Good business decisions are almost always based on fact. Factual data provides a measure of objectivity, even when a decision ultimately comes down to your best educated guess. Although demand estimation is really an educated guess, it can include the use of fact, up to and including a set of complex statistical calculations that can be difficult to understand and to complete. While other available methods may be less scientific, they are also easier to use. Because demand estimation provides crucial information, every business owner should be familiar with the concept and know how to apply estimation results.

The Basics

Demand estimation is a prediction focusing on future consumer behavior. It predicts demand for a business’s products or services by applying a set of variables that show how, for example, price changes, a competitor's pricing strategy or changes in consumer income levels will affect product demand. Once armed with this information, management can then begin to make strategic business decisions ranging from reviewing pricing strategies to setting product inventory levels to deciding whether to make fixed asset investments and whether to introduce a new product or enter a new market.

Survey Method

Consumer interviews, surveys and focus group meetings are a grass-roots method of estimating demand. The method operates under the idea that consumers know themselves best and that interacting with consumers directly is the best way to estimate future product demand.

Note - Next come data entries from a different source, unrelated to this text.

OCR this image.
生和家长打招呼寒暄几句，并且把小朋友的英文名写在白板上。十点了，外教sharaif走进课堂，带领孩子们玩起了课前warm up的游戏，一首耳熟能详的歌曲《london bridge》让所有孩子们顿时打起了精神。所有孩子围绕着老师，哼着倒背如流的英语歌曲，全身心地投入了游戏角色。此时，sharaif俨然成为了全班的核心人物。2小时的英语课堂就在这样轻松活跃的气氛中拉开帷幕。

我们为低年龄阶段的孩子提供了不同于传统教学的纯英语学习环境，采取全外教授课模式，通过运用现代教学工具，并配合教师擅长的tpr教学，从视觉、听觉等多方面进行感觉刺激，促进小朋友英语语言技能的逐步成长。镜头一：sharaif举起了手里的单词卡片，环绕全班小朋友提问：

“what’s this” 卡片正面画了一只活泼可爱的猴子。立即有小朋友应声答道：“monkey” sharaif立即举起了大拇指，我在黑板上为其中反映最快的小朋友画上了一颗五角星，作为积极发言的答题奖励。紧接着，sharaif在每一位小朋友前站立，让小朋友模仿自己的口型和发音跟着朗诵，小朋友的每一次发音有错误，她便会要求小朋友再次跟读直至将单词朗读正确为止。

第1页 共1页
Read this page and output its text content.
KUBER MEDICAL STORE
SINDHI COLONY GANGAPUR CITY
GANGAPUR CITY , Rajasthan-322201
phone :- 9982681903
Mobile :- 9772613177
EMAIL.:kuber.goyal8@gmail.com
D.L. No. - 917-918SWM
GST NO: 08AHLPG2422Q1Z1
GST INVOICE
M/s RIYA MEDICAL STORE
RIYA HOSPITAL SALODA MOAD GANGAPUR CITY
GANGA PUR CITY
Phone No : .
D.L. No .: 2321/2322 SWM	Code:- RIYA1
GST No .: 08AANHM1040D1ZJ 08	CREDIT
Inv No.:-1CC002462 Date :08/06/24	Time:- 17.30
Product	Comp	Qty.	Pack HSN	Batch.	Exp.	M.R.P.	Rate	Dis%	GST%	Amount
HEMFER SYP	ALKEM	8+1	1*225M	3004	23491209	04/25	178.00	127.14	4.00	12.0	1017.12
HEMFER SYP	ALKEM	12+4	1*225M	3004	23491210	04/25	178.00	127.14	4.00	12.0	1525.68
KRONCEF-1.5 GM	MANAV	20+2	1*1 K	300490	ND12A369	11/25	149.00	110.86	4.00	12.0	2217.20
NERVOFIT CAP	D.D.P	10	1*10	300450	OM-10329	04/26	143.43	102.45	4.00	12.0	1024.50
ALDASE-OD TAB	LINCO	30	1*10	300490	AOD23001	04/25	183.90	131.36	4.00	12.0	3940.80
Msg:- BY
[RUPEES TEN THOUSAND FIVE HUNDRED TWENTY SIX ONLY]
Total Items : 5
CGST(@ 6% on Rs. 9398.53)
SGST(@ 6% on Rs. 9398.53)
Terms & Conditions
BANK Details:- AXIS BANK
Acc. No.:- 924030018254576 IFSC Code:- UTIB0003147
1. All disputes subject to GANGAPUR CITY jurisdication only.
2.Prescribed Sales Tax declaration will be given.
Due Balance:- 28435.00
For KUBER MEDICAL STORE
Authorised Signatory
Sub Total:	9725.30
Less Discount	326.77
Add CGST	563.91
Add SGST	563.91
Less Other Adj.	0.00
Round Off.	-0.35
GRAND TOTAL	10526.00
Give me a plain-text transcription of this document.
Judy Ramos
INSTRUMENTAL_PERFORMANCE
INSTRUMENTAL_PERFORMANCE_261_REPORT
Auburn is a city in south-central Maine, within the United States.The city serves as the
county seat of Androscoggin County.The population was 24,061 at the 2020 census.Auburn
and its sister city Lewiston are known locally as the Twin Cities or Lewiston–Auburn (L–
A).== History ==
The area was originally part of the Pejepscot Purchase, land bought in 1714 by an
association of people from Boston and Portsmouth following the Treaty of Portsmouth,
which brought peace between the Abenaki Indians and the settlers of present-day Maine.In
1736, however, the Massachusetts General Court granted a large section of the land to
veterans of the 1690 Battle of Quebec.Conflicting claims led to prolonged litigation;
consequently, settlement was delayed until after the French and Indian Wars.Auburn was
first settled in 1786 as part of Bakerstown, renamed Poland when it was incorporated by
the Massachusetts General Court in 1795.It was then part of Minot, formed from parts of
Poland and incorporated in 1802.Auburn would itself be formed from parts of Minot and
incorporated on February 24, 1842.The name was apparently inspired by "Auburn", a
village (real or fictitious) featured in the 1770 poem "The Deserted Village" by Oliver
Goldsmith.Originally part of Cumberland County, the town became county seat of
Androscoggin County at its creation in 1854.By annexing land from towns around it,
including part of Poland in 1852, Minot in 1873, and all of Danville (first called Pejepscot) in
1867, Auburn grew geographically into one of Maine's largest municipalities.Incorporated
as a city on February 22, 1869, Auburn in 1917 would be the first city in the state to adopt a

Getting information directly from consumers, however, decreases objectivity and increases the chance of errors. It can be difficult, for example, to get a truly random sample of the target consumer population. Consumer responses may also be biased in that responses may not reflect what a consumer will do, but rather what they would like to do, or a consumer may be unable to provide a precise or accurate response.

Market Study Method

Market studies are a direct demand estimation method that combines consumer interaction with science. The process starts by setting a constant, such as price, and variables such as size and/or color. Market studies then display products at, for example, the same price, but in a variety of sizes and locations or settings over a period of time. Once the study is complete, analyzing the results reveals how demand for the product at that price changes according to, in this case, size or color.

Regression Analysis Method

Demand estimation can also rely on regression analysis, a statistical way to find the best relationship between a dependent variable – in this case, product demand – and one or more independent variables, such as price or location. Although fully understanding demand estimation calculations requires a background in statistics, the process is not difficult to understand. Setup starts by identifying and obtaining data, such as cross-sectional market data or results of a time study or consumer survey on the independent variable or variables to be used in the calculation. Next comes choosing between using a simple or multiple regression model, depending on whether the calculation includes one or multiple variables. Both models display demand as an unknown. Parameters such as a specific price or average annual income are set. Statistical calculations can then begin, and management can move on to interpreting results.